The Zephyr 160 is a big‑time performer

Its 16-foot length puts the Zephyr smack between day-touring and expedition classes, offering a mix of nimbleness for tootling about and storage capacity for ambitious trips. Similarly, the 23-inch width makes it neither torpedo nor tanker, swinging the needle just slightly to the side of playfulness by presenting a more rockered profile on edge. This tubby belly with a taste for rock-garden mischief spins like a dervish on a steep edge and makes room for paddler and gear.

Plenty of room to spare

The Zephyr’s cockpit is cavernous and welcomes rec kayakers making the transition to a high-performance boat. A six-foot-two paddler had the foot pegs four to five notches back from max and could barely toe the bulkhead. But there’s no sacrificing a snug fit, even for medium-sized seamen, thanks to the adjustable outfitting.

Smaller testers found the 17-inch deck a bit high, however, confirming that this is a performance punt for paddlers on the large side. We noticed that the cockpit opening seemed poorly positioned relative to the seat, or vice versa, with several inches of space behind the seat back making it harder to get a sprayskirt on.

On the go, the hull tracks straight on an even keel and holds its own, speed-wise, amidst a fleet of expedition boats. On a tilt, there’s a direct relationship between degree of edging and willingness to turn. The point-of-no-return is a point of mega-turns, providing you have a handy brace. Initial stability is more solid than its sister ship the Tempest, while secondary on this softer chine is less defined: the Zephyr 160 is friendlier to beginners, but its edging less precise.

Ride like the wind

Years ago, Wilderness Systems’ adjustable outfitting migrated over from its whitewater designs to sea kayaks and has been improving ever since, providing lickety-split customization of thigh brace position, hip pad width, and leg support height. We like.

Shallow-V hull and soft chine make for good initial stability and soft secondary—increasing degrees of edge give greater turning speed with no obvious point of resistance.
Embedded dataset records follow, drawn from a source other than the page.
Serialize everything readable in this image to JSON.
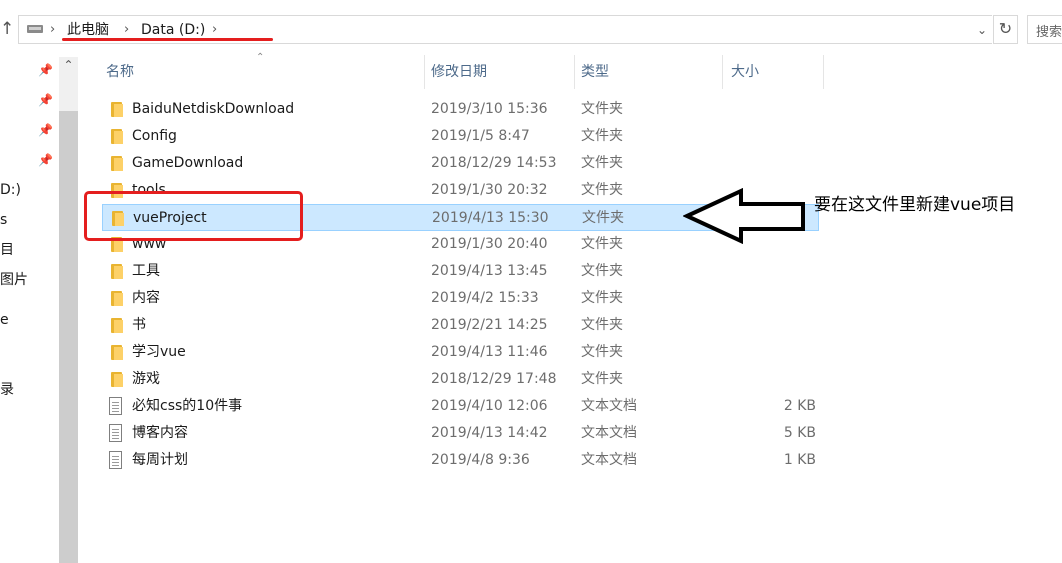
{
  "address_bar": {
    "crumbs": [
      "此电脑",
      "Data (D:)"
    ],
    "search_placeholder": "搜索"
  },
  "nav": {
    "labels": [
      "D:)",
      "s",
      "目",
      "图片",
      "e",
      "录"
    ]
  },
  "columns": {
    "name": "名称",
    "date": "修改日期",
    "type": "类型",
    "size": "大小"
  },
  "files": [
    {
      "name": "BaiduNetdiskDownload",
      "date": "2019/3/10 15:36",
      "type": "文件夹",
      "size": "",
      "kind": "folder"
    },
    {
      "name": "Config",
      "date": "2019/1/5 8:47",
      "type": "文件夹",
      "size": "",
      "kind": "folder"
    },
    {
      "name": "GameDownload",
      "date": "2018/12/29 14:53",
      "type": "文件夹",
      "size": "",
      "kind": "folder"
    },
    {
      "name": "tools",
      "date": "2019/1/30 20:32",
      "type": "文件夹",
      "size": "",
      "kind": "folder"
    },
    {
      "name": "vueProject",
      "date": "2019/4/13 15:30",
      "type": "文件夹",
      "size": "",
      "kind": "folder",
      "selected": true
    },
    {
      "name": "www",
      "date": "2019/1/30 20:40",
      "type": "文件夹",
      "size": "",
      "kind": "folder"
    },
    {
      "name": "工具",
      "date": "2019/4/13 13:45",
      "type": "文件夹",
      "size": "",
      "kind": "folder"
    },
    {
      "name": "内容",
      "date": "2019/4/2 15:33",
      "type": "文件夹",
      "size": "",
      "kind": "folder"
    },
    {
      "name": "书",
      "date": "2019/2/21 14:25",
      "type": "文件夹",
      "size": "",
      "kind": "folder"
    },
    {
      "name": "学习vue",
      "date": "2019/4/13 11:46",
      "type": "文件夹",
      "size": "",
      "kind": "folder"
    },
    {
      "name": "游戏",
      "date": "2018/12/29 17:48",
      "type": "文件夹",
      "size": "",
      "kind": "folder"
    },
    {
      "name": "必知css的10件事",
      "date": "2019/4/10 12:06",
      "type": "文本文档",
      "size": "2 KB",
      "kind": "file"
    },
    {
      "name": "博客内容",
      "date": "2019/4/13 14:42",
      "type": "文本文档",
      "size": "5 KB",
      "kind": "file"
    },
    {
      "name": "每周计划",
      "date": "2019/4/8 9:36",
      "type": "文本文档",
      "size": "1 KB",
      "kind": "file"
    }
  ],
  "annotation": {
    "text": "要在这文件里新建vue项目",
    "color": "#e41e1e"
  },
  "colors": {
    "selection_bg": "#cce8ff",
    "selection_border": "#99d1ff",
    "header_text": "#4d6a8a",
    "folder": "#fdd168"
  }
}
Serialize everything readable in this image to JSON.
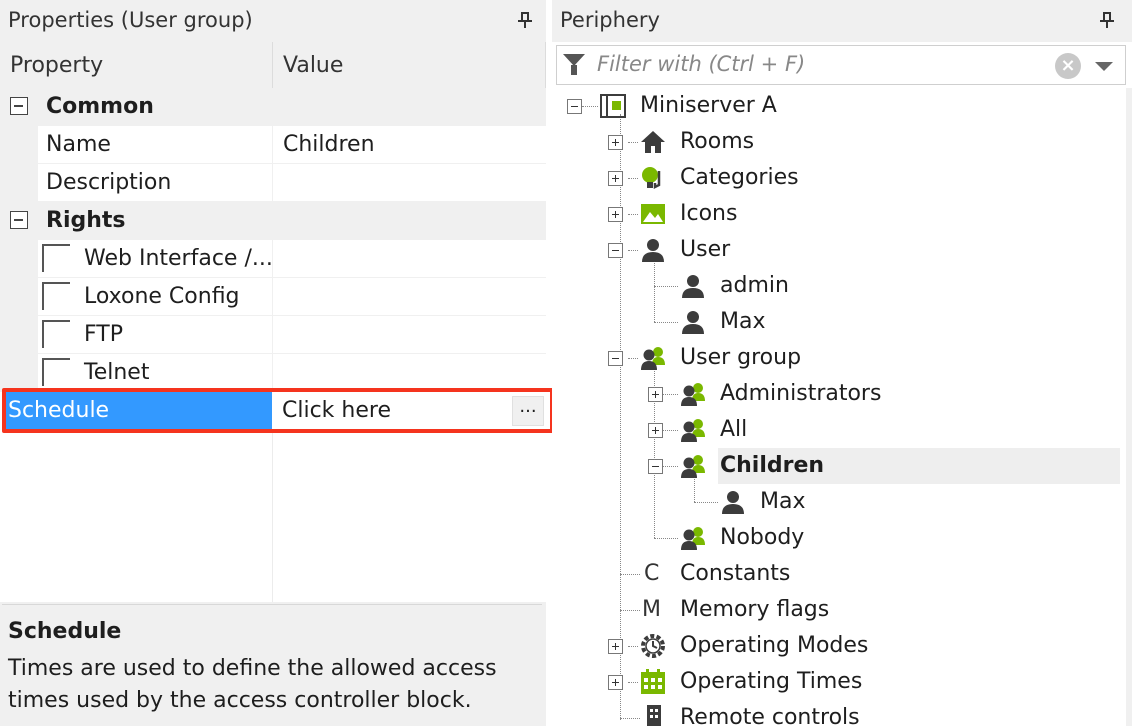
{
  "properties": {
    "title": "Properties (User group)",
    "col_property": "Property",
    "col_value": "Value",
    "common": {
      "label": "Common",
      "name_label": "Name",
      "name_value": "Children",
      "description_label": "Description",
      "description_value": ""
    },
    "rights": {
      "label": "Rights",
      "items": [
        "Web Interface /...",
        "Loxone Config",
        "FTP",
        "Telnet"
      ]
    },
    "schedule": {
      "label": "Schedule",
      "value": "Click here",
      "button": "..."
    },
    "description_panel": {
      "title": "Schedule",
      "text": "Times are used to define the allowed access times used by the access controller block."
    }
  },
  "periphery": {
    "title": "Periphery",
    "filter_placeholder": "Filter with (Ctrl + F)",
    "clear_glyph": "×",
    "tree": {
      "root": "Miniserver A",
      "rooms": "Rooms",
      "categories": "Categories",
      "icons": "Icons",
      "user": "User",
      "user_children": [
        "admin",
        "Max"
      ],
      "user_group": "User group",
      "groups": [
        "Administrators",
        "All",
        "Children",
        "Nobody"
      ],
      "children_members": [
        "Max"
      ],
      "constants": "Constants",
      "constants_glyph": "C",
      "memory_flags": "Memory flags",
      "memory_glyph": "M",
      "operating_modes": "Operating Modes",
      "operating_times": "Operating Times",
      "remote_controls": "Remote controls"
    }
  },
  "colors": {
    "selection_blue": "#3399ff",
    "highlight_red": "#f5341e",
    "icon_green": "#7ab800",
    "icon_dark": "#3c3c3c"
  }
}
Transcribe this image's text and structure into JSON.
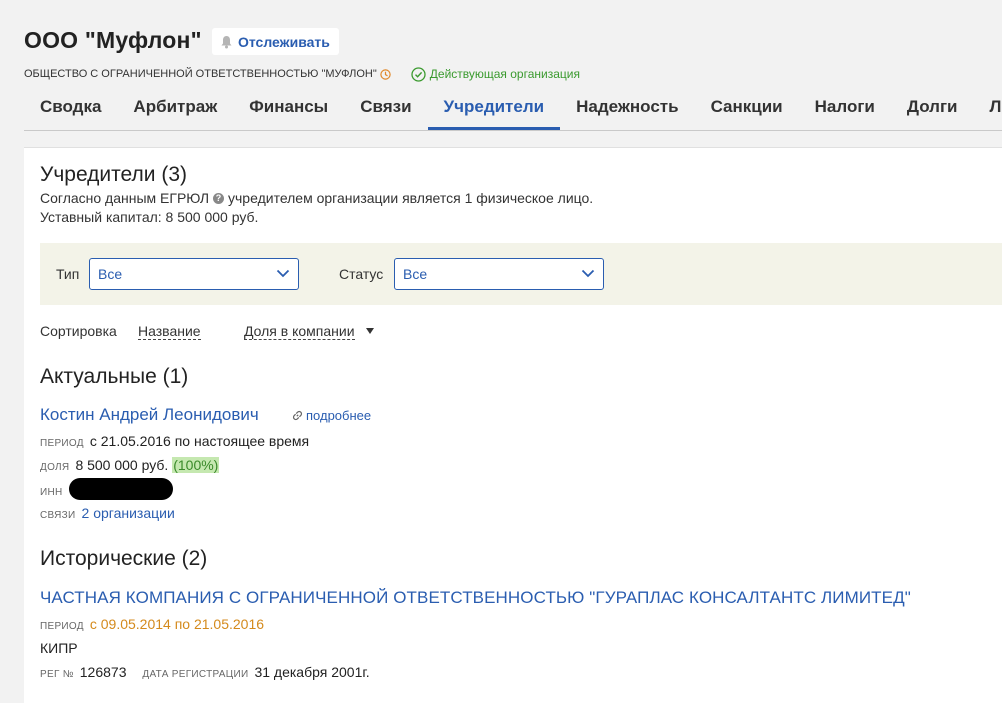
{
  "header": {
    "company_title": "ООО \"Муфлон\"",
    "watch_label": "Отслеживать",
    "full_name": "ОБЩЕСТВО С ОГРАНИЧЕННОЙ ОТВЕТСТВЕННОСТЬЮ \"МУФЛОН\"",
    "status": "Действующая организация"
  },
  "tabs": [
    "Сводка",
    "Арбитраж",
    "Финансы",
    "Связи",
    "Учредители",
    "Надежность",
    "Санкции",
    "Налоги",
    "Долги",
    "Лице"
  ],
  "active_tab": "Учредители",
  "founders": {
    "heading": "Учредители (3)",
    "egrul_prefix": "Согласно данным ЕГРЮЛ",
    "egrul_suffix": "учредителем организации является 1 физическое лицо.",
    "capital": "Уставный капитал: 8 500 000 руб."
  },
  "filters": {
    "type_label": "Тип",
    "type_value": "Все",
    "status_label": "Статус",
    "status_value": "Все"
  },
  "sort": {
    "label": "Сортировка",
    "by_name": "Название",
    "by_share": "Доля в компании"
  },
  "current": {
    "heading": "Актуальные (1)",
    "person": {
      "name": "Костин Андрей Леонидович",
      "more": "подробнее",
      "period_label": "период",
      "period": "с 21.05.2016 по настоящее время",
      "share_label": "доля",
      "share_amount": "8 500 000 руб.",
      "share_pct": "(100%)",
      "inn_label": "инн",
      "links_label": "связи",
      "links_value": "2 организации"
    }
  },
  "historical": {
    "heading": "Исторические (2)",
    "company": {
      "name": "ЧАСТНАЯ КОМПАНИЯ С ОГРАНИЧЕННОЙ ОТВЕТСТВЕННОСТЬЮ \"ГУРАПЛАС КОНСАЛТАНТС ЛИМИТЕД\"",
      "period_label": "период",
      "period": "с 09.05.2014 по 21.05.2016",
      "country": "КИПР",
      "reg_label": "рег №",
      "reg_no": "126873",
      "reg_date_label": "дата регистрации",
      "reg_date": "31 декабря 2001г."
    }
  },
  "colors": {
    "accent": "#2a5db0",
    "status_green": "#3a9a2e",
    "orange": "#d48a1c",
    "filter_bg": "#f3f3e8",
    "pct_bg": "#c5e8b0"
  },
  "icons": {
    "watch": "bell-icon",
    "clock": "clock-icon",
    "status": "check-circle-icon",
    "more": "link-icon",
    "help": "question-icon",
    "select": "chevron-down-icon",
    "sort": "caret-down-icon"
  }
}
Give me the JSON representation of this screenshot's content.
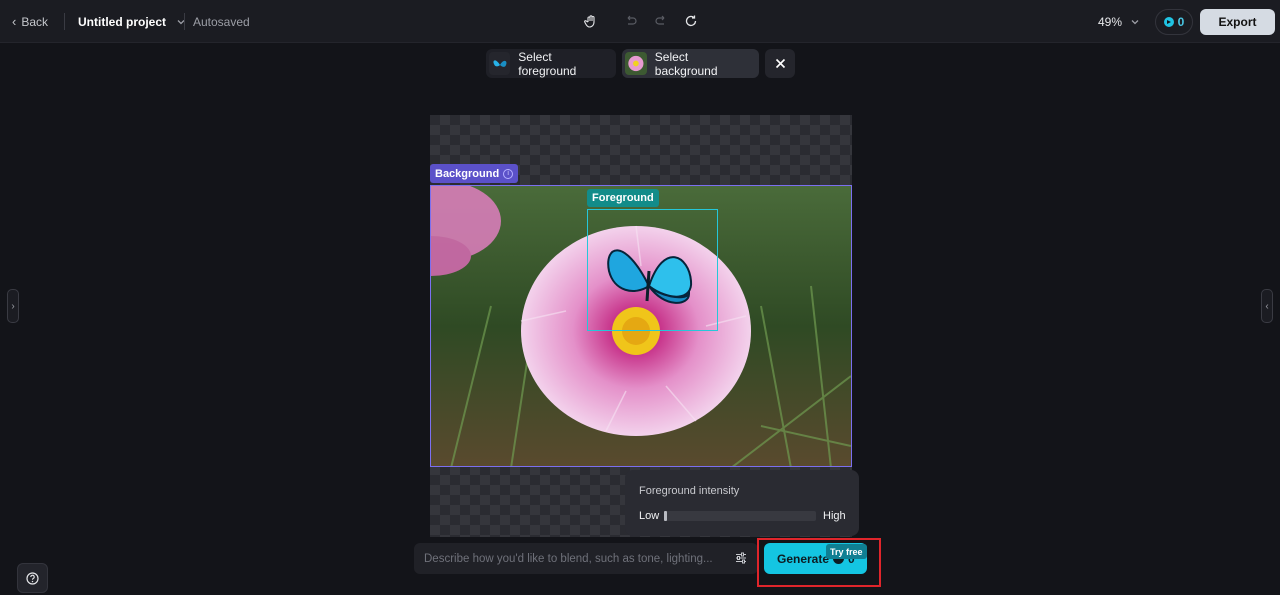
{
  "topbar": {
    "back_label": "Back",
    "project_name": "Untitled project",
    "save_status": "Autosaved",
    "zoom_value": "49%",
    "credits": "0",
    "export_label": "Export"
  },
  "selection_bar": {
    "foreground_label": "Select foreground",
    "background_label": "Select background"
  },
  "canvas": {
    "background_tag": "Background",
    "foreground_tag": "Foreground"
  },
  "intensity_panel": {
    "title": "Foreground intensity",
    "low_label": "Low",
    "high_label": "High",
    "value": 0.0
  },
  "prompt": {
    "placeholder": "Describe how you'd like to blend, such as tone, lighting..."
  },
  "generate": {
    "label": "Generate",
    "cost": "0",
    "badge": "Try free"
  },
  "colors": {
    "accent": "#14c5e2",
    "background_frame": "#7b6ff0",
    "foreground_frame": "#25c7d9",
    "highlight": "#e0252b"
  }
}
When deployed, the plastic skeg felt loose and could be heard wiggling when rocking from edge to edge. Oddly, the Zephyr is available in Kevlar for the same price as fiberglass.

Attractive deck layout with generous bungee tie-downs and three waterproof rubber Kajak Sport hatches. The 10-inch bow hatch is less convenient to pack than an oval hatch, but provides greater security in rough seas. A compass mount is recessed ahead of the front hatch.

Ride like the wind with the Zephyr 160 Pro

On the Greek theme, the Zephyr 160 sticks to Aristotle’s golden mean in both capacity and performance. Also available in rugged plastic and a sportier 15.5 length suited to smaller paddlers, the Zephyr succeeds as the do-it-all high-performance kayak that Wilderness Systems claims it to be.